Außerdem wurde Differential Privacy* innerhalb des Self-ID-Demonstrators erprobt, um festzustellen, welche Auswirkungen das Hinzufügen von Rauschen – das Unkenntlichmachen von Informationen über einzelne Trainingsdaten – auf die Qualität der Vorhersage hat, ob die betrachte Person sich selbst, einen Fremden oder ein Deepfake gesehen hat. Rauschen führt zwangsläufig zu einer Beeinträchtigung der Genauigkeit des Modells. Konkret wurde die Selbsterkennung oder Erkennung anderer Personen weniger genau. In der Untersuchung wurde das richtige Maß des benötigten Rauschens festgestellt, ohne mehr Genauigkeit als nötig zu verlieren.
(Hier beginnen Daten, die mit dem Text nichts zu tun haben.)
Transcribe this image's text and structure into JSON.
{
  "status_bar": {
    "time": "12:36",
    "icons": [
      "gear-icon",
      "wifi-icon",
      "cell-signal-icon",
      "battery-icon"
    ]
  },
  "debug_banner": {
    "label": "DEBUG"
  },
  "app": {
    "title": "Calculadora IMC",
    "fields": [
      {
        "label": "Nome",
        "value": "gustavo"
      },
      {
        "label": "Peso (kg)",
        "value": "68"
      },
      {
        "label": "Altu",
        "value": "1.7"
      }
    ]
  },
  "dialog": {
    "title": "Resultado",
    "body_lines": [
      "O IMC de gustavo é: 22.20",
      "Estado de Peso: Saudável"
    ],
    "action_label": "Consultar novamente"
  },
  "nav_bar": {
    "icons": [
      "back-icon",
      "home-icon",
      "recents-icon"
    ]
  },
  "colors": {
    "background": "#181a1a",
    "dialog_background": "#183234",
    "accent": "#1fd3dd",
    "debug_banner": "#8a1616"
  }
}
Sichere Erkennung von Gangmustern bei Zutrittskontrollen
»SeamlessMe« ist ein Zutrittskontrollsystem, das die Authentifizierung anhand des Gangmusters durchführt. Der Algorithmus erkennt einzelne Gangmuster (One Class Classification) und Abweichungen (Novelty Detection). Dadurch ist er in der Lage, individuelle Vertrauensniveaus von Benutzenden zu erstellen, welches auf dem Gang des jeweiligen Benutzenden beruht. Der Benutzende wird anhand seines Gangs erkannt.
Weiterführende Informationen
Projektpartner
- Das Projekt wurde vom Bundesministerium für Wirtschaft und Klimaschutz (BMWK) gefördert. Das Gesamtprojektvolumen betrug ca. 850.000 Euro.
- Das Fraunhofer-Institut für Angewandte und Integrierte Sicherheit AISEC übernahm neben der Konsortialleitung die Erfassung und Evaluierung von software- und hardwarebasierten Maßnahmen auf eingebetteten Geräten.
- Die Bundesdruckerei GmbH entwickelte den Demonstrator zur Echtzeiterkennung von Deepfake-Angriffen in Videokonferenzen.
- Die neXenio GmbH unterstützte das Projekt mit ihrem Fachwissen im Bereich sicherer Softwareentwicklung, biometrischer Zugangssysteme und der Entwicklung der Demonstratoren.
- Die Hochschule Darmstadt hat Fachwissen und Evaluationen im Bereich von Schutzmaßnahmen für die Android-Plattform ins Projekt eingebracht.
*Glossar
- Trusted Execution Environments (TEEs): Sichere bzw. vertrauenswürdige Laufzeitumgebungen für Applikationen.
- Adversarial Example: Ein speziell manipuliertes Eingangs-Signal für Algorithmen des Maschinellen Lernens (ML), welches dieses absichtlich zu Fehlklassifikationen verleitet.
- Adversarial Retraining: Informationen aus Adversarial Examples werden für das ML-Training genutzt, um robustere ML-Modelle zu erstellen.
- Differential Privacy: Eine Metrik für Privatsphäre, die den Einfluss einzelner Daten auf das Ergebnis betrachtet. Methoden, die Differential Privacy umsetzen, gewährleisten Privatsphäre-Schutz für den gesamten Datensatz.